One type of sample mean is the mean of an indicator variable, which takes on the value 1 for true and the value 0 for false. (Statisticians often call indicator variables "dummy variables", but that term is also frequently used by mathematicians for the concept of a bound variable.) The mean of such a variable is equal to the proportion that have the variable equal to one (both in the population and in any sample). Thus, the sample mean for a variable labeled MALE in data is just the proportion of sampled observations who have MALE = 1, i.e. the proportion who are male. This is a useful property of indicator variables, especially for hypothesis testing.

To apply the central limit theorem, one must use a large enough sample. A rough rule of thumb is that one should see at least 5 cases in which the indicator is 1 and at least 5 in which it is 0. Confidence intervals constructed using the above formulae may include negative numbers or numbers greater than 1, but proportions obviously cannot be negative or exceed 1. The probability assigned to negative numbers and numbers greater than 1 is usually small when the sample size is large and the proportion being estimated is not too close to 0 or 1.
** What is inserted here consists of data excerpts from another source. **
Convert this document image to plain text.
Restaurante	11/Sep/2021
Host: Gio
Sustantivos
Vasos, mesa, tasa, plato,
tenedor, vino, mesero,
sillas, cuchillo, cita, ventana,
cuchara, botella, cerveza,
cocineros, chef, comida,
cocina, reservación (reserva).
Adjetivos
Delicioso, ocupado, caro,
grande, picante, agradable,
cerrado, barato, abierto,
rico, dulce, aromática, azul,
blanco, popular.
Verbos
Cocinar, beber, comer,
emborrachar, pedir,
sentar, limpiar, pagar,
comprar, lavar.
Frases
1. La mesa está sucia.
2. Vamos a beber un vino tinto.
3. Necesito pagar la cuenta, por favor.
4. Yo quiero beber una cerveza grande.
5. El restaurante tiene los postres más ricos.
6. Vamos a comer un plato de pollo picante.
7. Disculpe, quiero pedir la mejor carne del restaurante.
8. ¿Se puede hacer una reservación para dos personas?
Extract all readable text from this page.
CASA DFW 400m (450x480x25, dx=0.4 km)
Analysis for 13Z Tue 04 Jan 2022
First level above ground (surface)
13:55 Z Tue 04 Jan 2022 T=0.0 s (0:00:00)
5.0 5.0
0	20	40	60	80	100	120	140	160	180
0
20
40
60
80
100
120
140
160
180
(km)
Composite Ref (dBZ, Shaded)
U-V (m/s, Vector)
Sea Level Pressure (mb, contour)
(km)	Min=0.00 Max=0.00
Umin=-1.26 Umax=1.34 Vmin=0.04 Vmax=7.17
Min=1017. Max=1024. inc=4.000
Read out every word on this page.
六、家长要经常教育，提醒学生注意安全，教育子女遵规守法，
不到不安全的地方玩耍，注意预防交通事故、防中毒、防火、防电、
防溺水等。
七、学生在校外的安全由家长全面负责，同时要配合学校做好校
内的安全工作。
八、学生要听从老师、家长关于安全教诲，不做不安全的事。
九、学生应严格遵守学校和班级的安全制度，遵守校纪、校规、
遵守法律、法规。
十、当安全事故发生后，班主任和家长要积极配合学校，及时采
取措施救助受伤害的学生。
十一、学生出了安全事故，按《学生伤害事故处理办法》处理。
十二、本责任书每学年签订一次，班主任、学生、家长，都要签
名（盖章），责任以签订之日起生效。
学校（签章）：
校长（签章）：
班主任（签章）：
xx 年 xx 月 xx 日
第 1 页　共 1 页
Confidence intervals for cases where the method above assigns a substantial probability to (−∞, 0) or to (1, ∞) may be constructed by inverting hypothesis tests. If we think of conducting hypothesis tests over the whole feasible range of parameter values, and including any values for which a single hypothesis test would not reject the null hypothesis that the true value was that value, given our sample value, we can make a confidence interval based on the central limit theorem that does not violate the basic properties of proportions.

On the other hand, sample proportions can only take on a finite number of values, so the central limit theorem and the normal distribution are not the best tools for building a confidence interval. A better method would rely on the binomial distribution or the beta distribution, and there are a number of better methods in widespread use. For details on advantages and disadvantages of each, see:

• "Interval Estimation for a Binomial Proportion", Lawrence D. Brown, T. Tony Cai, Anirban DasGupta, Statistical Science, volume 16, number 2 (May, 2001), pages 101-117.